А если посмотреть на все с другой стороны: не должен ли я поздравить себя и порадоваться тому, что наслаждался шахразадой Солнечный Свет, которую тщетно желало целое поколение мужчин? Но, пытаясь думать об этом в таком ключе, я обнаружил, что сам путаю настоящее время с прошлым, а прошлое с настоящим и что сталкиваюсь лицом к лицу с воистину философскими вопросами: присуща ли памяти вечность? Я и сам удивился, что задумываюсь над подобными проблемами.
Похожие вопросы беспокоят меня и сейчас, как, наверное, и большинство других людей. Но теперь я знаю то, чего не знал прежде. Я узнал об этом, осознав себя и приобретя собственный опыт. Где-то в глубине души мужчина всегда остается одного и того же возраста. Снаружи, вокруг него, все стареет — покровы его тела и оболочка, которая и есть весь мир. Но в душе он продолжает оставаться одного какого-то определенного возраста всю свою оставшуюся жизнь. Этот вечный возраст может различаться. Я полагаю, что для разных мужчин он разный. Но вообще-то я подозреваю, что большинство людей застывает где-то в периоде ранней зрелости, когда разум становится по-взрослому осведомленным и тонким и его еще не начинают разрушать привычки и крушение иллюзий, когда тело становится взрослым, а чувства горят как огонь и еще не становятся пеплом жизни. Календарь, зеркало и чуждые ему волнения более молодых могут сказать мужчине, что он стар, да он и сам видит, что мир и все, кто его окружает, стареют, но втайне знает, что ему все еще восемнадцать или двадцать лет.

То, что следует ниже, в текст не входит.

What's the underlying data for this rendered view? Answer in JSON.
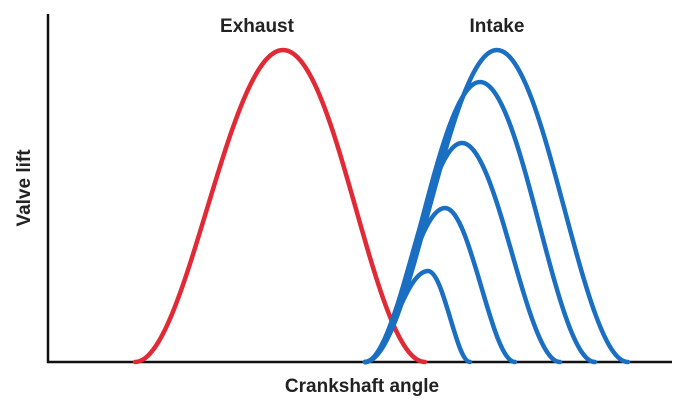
{
  "labels": {
    "exhaust": "Exhaust",
    "intake": "Intake",
    "y_axis": "Valve lift",
    "x_axis": "Crankshaft angle"
  }
}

Все эти мои суждения о мужчинах объясняются тем, что я и сам мужчина. Однако истина сия еще больше относится к женщинам, ибо для них молодость, красота и живость еще более ценны и обязательно должны быть сохранены. Я уверен, что нет такой женщины зрелого возраста, внутри которой не жила бы нежная девушка. Я полагаю, что и шахразада Шамс, даже в восемьдесят лет, видела в своем внутреннем зеркале лучистые глаза, розовые губы и грацию ивы. Ведь все это ее поклонник Визан видел спустя больше полувека после того, как оставил возлюбленную. И при воспоминании о ней все еще ощущал аромат клевера после дождя — сладчайшую вещь, которую когда-либо создавал на земле Господь.